The success of devolution of health will depend on how the two levels of government go about implementing the Health Act and interpreting how the Act seeks to resolve the problems brought about by Devolution

Human Resource

Under Art 253, counties are empowered to establish offices and employ people. This spells more trouble to the already existing marginalization between counties as some of them, especially those not found in hardship areas will have the privilege of employing qualified health personnel. 

As correctly predicted, counties have become the new arena of industrial actions. This incapacity of dealing effectively with human resource at the county level  has further escalated into controversy over recruitment of doctors and employment of student doctors after internship where counties object to this recruitment and employment citing financial constraints. The financing of the health sector further worsens this human resource dilemma. Currently, financing of the health sector is still way below the 15% Abuja commitment. 

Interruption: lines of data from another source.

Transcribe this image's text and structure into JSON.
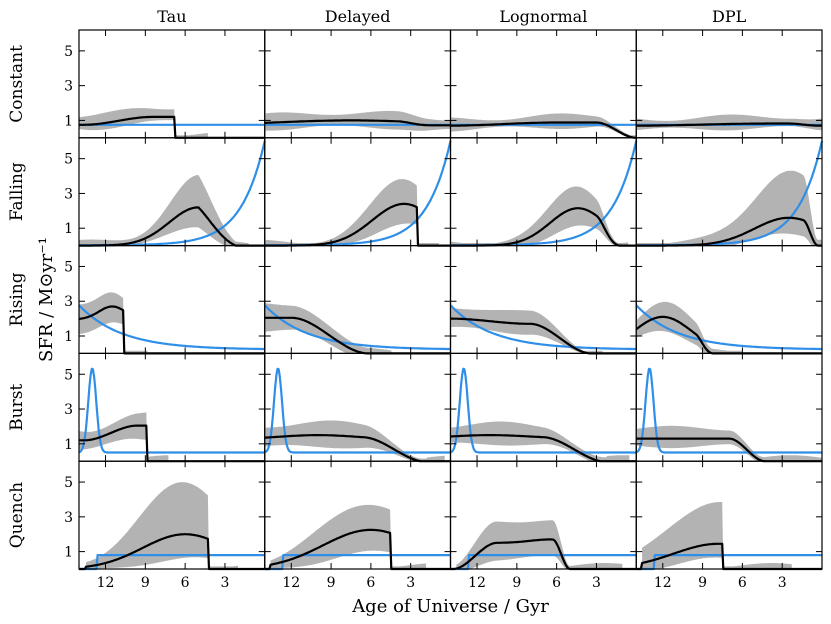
{
  "chart_data": {
    "type": "line",
    "layout": "grid 5 rows x 4 columns, shared axes",
    "column_titles": [
      "Tau",
      "Delayed",
      "Lognormal",
      "DPL"
    ],
    "row_labels": [
      "Constant",
      "Falling",
      "Rising",
      "Burst",
      "Quench"
    ],
    "xlabel": "Age of Universe / Gyr",
    "ylabel": "SFR / M⊙yr⁻¹",
    "xlim": [
      14,
      0
    ],
    "x_ticks": [
      12,
      9,
      6,
      3
    ],
    "y_ticks": [
      1,
      3,
      5
    ],
    "y_tick_labels": [
      "1",
      "3",
      "5"
    ],
    "ylim": [
      0,
      6.2
    ],
    "series_legend": [
      "true SFH (blue line)",
      "fitted median (black line)",
      "posterior range (grey band)"
    ],
    "colors": {
      "true": "#2f8fe8",
      "fit": "#000000",
      "band": "#b3b3b3"
    },
    "truth_shapes": {
      "Constant": "flat 0.75 from 14 to 0 Gyr",
      "Falling": "exponential rise toward 6.0 at 0 Gyr",
      "Rising": "decline from 2.6 at 14 Gyr to ~0.3",
      "Burst": "spike to 5.3 near 13 Gyr, then flat 0.5",
      "Quench": "0 before 12.6 Gyr, flat 0.8 after"
    }
  }
}
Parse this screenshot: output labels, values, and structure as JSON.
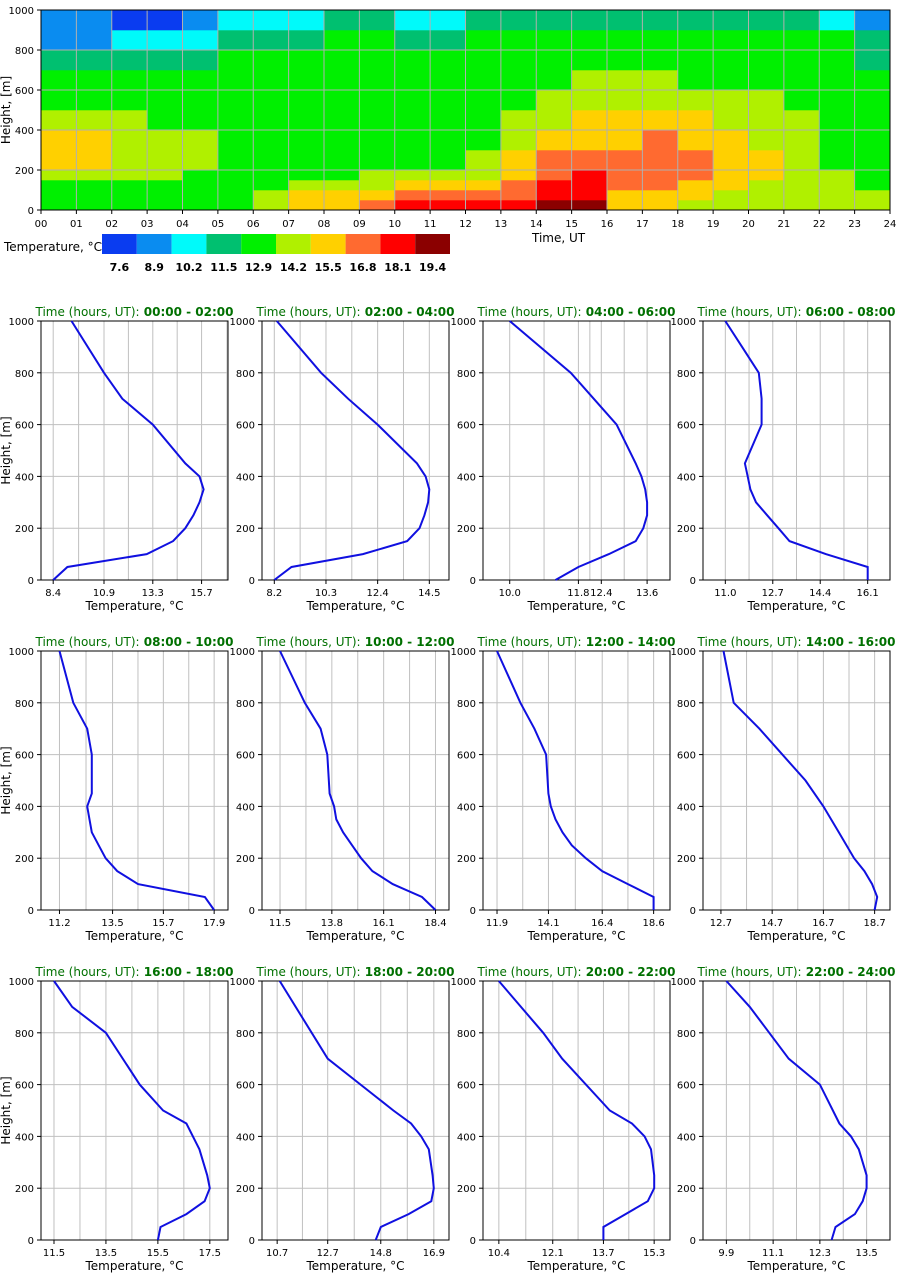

Devolution of health, despite all the aforementioned constraints, has still created a lot of positive results with regard easy access to health facilities, creation of employment opportunities, opening up counties for development of more health facilities through provision of infrastructure, channeling of experienced health manpower to provide efficient health services, enabling design of innovative models and interventions suiting the unique county health sector needs, easy determination of health systems in line with citizen priorities, quick and autonomous decision making on resource mobilization and management for effective delivery of health services at the grassroots,  among many others.

The success of devolution of health will depend on how the two levels of government go about implementing the Health Act and interpreting how the Act seeks to resolve the problems brought about by Devolution.